Lazio. San Camillo. Pronto soccorso a rischio di assistenza

Lazio. San Camillo. Pronto soccorso a rischio di assistenza
La denuncia è dell’Anaao Assomed dell’azienda romana. Ieri 48 pazienti, 13 in codice rosso e 35 in codice giallo, sono stati assistiti in un’area attrezzata per curare al massimo 20 pazienti. Le cause: taglio dei posti letto e del personale e una richiesta di accessi in costante aumento.

“Il pronto soccorso dell’Azienda S. Camillo Forlanini di Roma è allo stremo. Il 9 gennaio sono stati raggiunti livelli di affollamento mai registrati in precedenza con la presenza contemporanea di oltre 100 pazienti. I 48 più gravi, 13 in codice rosso e 35 in codice giallo, sono stati assistiti in un’area attrezzata per curare al massimo 20 pazienti.
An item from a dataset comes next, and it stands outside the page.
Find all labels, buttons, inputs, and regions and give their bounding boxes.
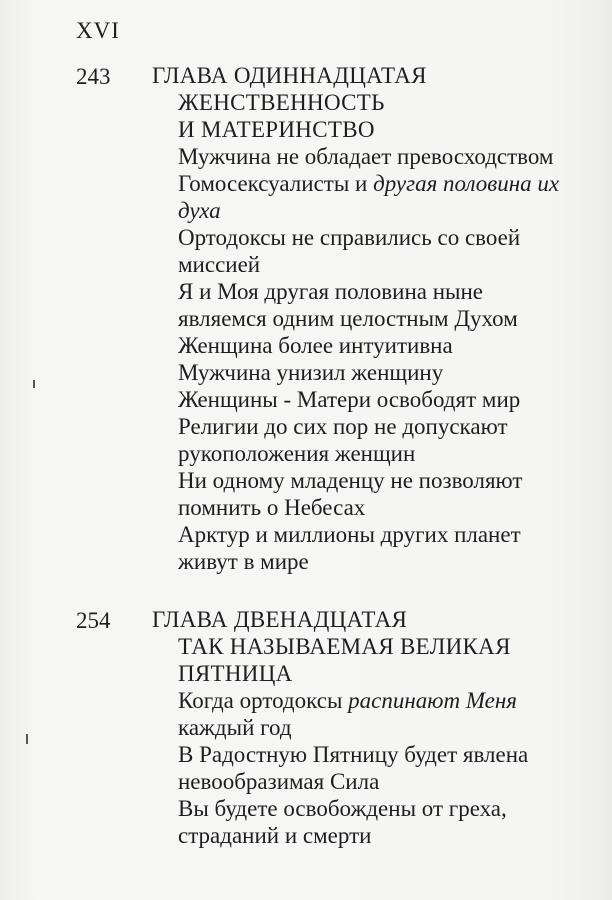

È quindi in grave pericolo la sicurezza quando le risorse umane e strutturali disponibili sono palesemente insufficienti per rispondere alle richieste dei cittadini”.
L’ennesima denuncia sullo stato di criticità in cui versa il pronto soccorso dell’ospedale capitolino arriva dall’Anaao Assomed aziendale.
 
“Malgrado l’estremo ed encomiabile sacrificio di tutti gli operatori dell’emergenza – ha spiegato Bruno Schiavo, segretario aziendale Anaao Assomed –  lo stato in cui è arrivato il pronto soccorso del San Camillo ha superato ogni limite di sostenibilità e garanzia per la salute dei pazienti. Né si può trascurare quanto sia lesiva della dignità della persona la prolungata permanenza in barella o su sistemazioni di fortuna, anche per giorni, in condizioni di assoluta e mortificante promiscuità”.
 
Le cause della “drammatica situazione”, secondo il sindacato, sono da attribuire a “un’ottusa politica sanitaria” che ha finora determinato per l’Azienda “solo tagli di posti letto e di personale, mentre a causa della chiusura di altre strutture sanitarie si è verificato un significativo incremento della richiesta per le patologie più gravi”.
Per questo l’Anaao chiede un immediato intervento della Presidente della Regione, Renata Polverini.